Terre de feu, Le chien dans la vallée de Chambara, Prestige de l’uniforme : Hugues Micol choisit ses projets avec soin, préférant livrer des récits exigeants et personnels, quitte à ne pas être très présent sur les étals des libraires. C’est une nouvelle fois le cas avec Scalp (qu’il signe en auteur complet) qui se propose d’évoquer la conquête de l’ouest américain. Mais attention pas celle que les livres officiels racontent ou qui est abordé dans les westerns des années 70-80 (j’espère qu’il n’y en a plus…) avec les gentils blancs et les méchants indiens. Non, la vraie, brutale et violente. Meurtrière et sans pitié qui a vu les mexicains obligés, après avoir été harcelés et régulièrement intimidés, de céder l’équivalent du tiers du territoire américain actuel aux Etats-Unis et les indiens être quasiment exterminés…

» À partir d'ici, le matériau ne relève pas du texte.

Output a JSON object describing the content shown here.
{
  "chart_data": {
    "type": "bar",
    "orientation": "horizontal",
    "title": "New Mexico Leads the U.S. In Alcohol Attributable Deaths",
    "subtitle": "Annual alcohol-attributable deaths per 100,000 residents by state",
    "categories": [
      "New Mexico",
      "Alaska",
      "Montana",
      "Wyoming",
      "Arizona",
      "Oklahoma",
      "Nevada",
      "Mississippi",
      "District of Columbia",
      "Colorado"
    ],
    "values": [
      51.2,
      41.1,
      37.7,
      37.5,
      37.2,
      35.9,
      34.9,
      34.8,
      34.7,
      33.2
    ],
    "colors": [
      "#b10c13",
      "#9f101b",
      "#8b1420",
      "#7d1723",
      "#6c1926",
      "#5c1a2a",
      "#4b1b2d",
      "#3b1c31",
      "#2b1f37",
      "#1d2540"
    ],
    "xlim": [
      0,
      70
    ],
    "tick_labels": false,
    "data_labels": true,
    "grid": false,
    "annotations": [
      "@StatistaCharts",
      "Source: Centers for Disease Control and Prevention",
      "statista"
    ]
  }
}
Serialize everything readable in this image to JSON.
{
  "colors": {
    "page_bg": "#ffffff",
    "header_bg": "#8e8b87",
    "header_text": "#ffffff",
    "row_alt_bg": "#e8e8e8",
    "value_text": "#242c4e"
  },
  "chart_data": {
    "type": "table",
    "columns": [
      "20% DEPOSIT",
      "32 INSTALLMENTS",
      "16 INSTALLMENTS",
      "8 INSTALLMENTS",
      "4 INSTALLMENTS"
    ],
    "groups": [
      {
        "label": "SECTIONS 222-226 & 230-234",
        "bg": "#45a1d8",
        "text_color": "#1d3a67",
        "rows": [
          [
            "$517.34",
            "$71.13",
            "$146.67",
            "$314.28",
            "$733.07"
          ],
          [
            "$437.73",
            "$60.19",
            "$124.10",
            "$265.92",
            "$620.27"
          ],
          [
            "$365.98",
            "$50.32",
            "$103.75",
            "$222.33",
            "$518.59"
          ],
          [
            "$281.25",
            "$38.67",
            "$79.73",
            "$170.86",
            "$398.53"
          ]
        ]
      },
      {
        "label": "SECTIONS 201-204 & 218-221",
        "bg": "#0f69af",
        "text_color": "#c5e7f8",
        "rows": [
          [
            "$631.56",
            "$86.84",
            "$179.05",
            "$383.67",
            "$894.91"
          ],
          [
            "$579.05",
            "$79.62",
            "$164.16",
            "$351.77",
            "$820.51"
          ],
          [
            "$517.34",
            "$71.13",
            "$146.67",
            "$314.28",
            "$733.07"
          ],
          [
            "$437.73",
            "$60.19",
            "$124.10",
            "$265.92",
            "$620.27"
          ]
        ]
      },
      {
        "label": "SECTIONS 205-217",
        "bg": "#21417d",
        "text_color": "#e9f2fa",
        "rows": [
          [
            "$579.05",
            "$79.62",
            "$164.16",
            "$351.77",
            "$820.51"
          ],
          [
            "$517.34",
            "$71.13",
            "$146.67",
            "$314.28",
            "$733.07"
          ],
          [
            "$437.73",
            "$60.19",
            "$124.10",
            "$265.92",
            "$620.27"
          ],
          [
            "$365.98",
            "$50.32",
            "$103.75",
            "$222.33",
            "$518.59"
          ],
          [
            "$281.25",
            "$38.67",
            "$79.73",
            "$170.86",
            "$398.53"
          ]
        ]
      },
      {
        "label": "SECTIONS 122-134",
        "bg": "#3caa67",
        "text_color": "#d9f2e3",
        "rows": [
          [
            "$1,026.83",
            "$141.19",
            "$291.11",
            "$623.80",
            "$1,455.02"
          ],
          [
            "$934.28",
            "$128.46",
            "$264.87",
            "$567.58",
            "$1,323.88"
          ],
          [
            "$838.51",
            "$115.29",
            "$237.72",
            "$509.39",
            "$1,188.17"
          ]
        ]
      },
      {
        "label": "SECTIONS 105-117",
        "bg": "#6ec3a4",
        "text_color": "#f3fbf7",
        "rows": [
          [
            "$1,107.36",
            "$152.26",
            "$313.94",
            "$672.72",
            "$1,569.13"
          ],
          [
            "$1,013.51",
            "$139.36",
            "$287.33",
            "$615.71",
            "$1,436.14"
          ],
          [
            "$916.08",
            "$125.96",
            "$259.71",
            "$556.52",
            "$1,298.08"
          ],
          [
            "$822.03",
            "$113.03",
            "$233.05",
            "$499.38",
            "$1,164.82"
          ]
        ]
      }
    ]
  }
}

Vous l’avez compris, Scalp est une plongée apocalyptique dans la folie meurtrière (et la débauche car Glanton et sa bande fêtaient leurs victoires dans le sexe et l’alcool) de cette époque sanglante. Un récit aussi sombre que le trait de Micol est noir et charbonneux. Aussi suffocant que ces scènes de combat et d’orgies qui voient corps et dessins complètement s’enchevêtrer (il n’y a pas de cases dans Scalp, comme pour souligner l’absence de règles, de gardes fous dans cet ouest sans foi ni loi) sur les pages. C’est l’envers du décor de cette conquête de l’ouest, le côté obscur de l’Histoire américaine ! Un livre à la puissance graphique rare, halluciné, qui vous prend véritablement aux tripes. Un récit fort, l’équivalent dessiné du Blood Meridian de Cormac McCarthy, à ne pas mettre entre toutes les mains.